Olive didn’t answer. She really didn’t know.
‘How?’ Mog took a breath. ‘How did you find him?’ She grated her chin along her daughter’s part and held her. ‘Oh Ol, why didn’t you trust me? He’s hopeless. Just hopeless.’
Olive looked up at her mother. ‘I don’t think he is.’
Mog flinched.
‘Not hopeless.’
There was a silence long enough to count twelve of Mog’s breaths.
‘I just don’t think there’s room for me. He lives in the town now, with a wife and the . . . the children.’
‘Oh,’ said Mog, with an ‘Oh’ that could never be light. She breathed in Olive like she breathed in smoke. Then she whispered into Olive’s scalp, so quietly that later Olive would wonder whether she had heard it at all, ‘Nothing can ever replace a child, Ol. What great bloody fool would miss out on you . . .’

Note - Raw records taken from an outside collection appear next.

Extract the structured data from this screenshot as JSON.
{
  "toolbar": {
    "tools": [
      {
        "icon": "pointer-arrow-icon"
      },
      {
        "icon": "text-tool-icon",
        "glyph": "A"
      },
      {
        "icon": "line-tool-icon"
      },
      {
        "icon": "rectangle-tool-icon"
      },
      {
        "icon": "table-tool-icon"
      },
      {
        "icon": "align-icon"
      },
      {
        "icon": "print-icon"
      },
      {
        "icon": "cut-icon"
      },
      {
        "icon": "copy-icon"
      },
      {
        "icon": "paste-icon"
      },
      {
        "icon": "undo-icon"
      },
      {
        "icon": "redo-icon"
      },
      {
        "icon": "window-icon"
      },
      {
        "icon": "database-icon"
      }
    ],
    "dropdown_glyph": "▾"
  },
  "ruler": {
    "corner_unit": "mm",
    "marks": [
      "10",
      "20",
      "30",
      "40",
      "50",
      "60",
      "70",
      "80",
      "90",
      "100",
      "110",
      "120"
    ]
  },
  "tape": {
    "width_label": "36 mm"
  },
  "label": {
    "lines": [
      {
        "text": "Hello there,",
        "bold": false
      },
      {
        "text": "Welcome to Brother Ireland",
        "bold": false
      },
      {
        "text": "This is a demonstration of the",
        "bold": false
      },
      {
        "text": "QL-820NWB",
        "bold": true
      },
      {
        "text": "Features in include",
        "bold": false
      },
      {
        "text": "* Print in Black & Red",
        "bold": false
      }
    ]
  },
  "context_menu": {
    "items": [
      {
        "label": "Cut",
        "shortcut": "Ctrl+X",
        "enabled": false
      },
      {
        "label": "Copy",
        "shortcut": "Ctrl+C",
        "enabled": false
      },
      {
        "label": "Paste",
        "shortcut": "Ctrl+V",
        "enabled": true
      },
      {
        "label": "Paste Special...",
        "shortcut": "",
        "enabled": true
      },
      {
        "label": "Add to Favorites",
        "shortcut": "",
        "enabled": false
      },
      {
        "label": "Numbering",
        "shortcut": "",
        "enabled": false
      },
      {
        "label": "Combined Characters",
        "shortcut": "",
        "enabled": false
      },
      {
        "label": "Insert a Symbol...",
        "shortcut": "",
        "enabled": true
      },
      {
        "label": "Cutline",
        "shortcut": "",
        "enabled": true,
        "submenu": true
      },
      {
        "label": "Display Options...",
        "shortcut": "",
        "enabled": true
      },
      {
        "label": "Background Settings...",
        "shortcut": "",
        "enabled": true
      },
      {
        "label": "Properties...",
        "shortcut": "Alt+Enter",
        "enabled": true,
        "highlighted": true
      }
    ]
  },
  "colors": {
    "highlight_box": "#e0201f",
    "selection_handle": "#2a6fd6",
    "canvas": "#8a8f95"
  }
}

Olive didn’t respond, couldn’t. It was too early for the right words.
‘Ah-hem.’
A police officer was standing in the bay window, his hat hooked under his arm. He looked awkward and fiddled with a loose strip of braid on the rim. ‘Your mother has been very worried about you, young lady,’ he said in a voice that was higher than Olive had expected for a man so tall. ‘She’s a good woman. You shouldn’t have put her through this.’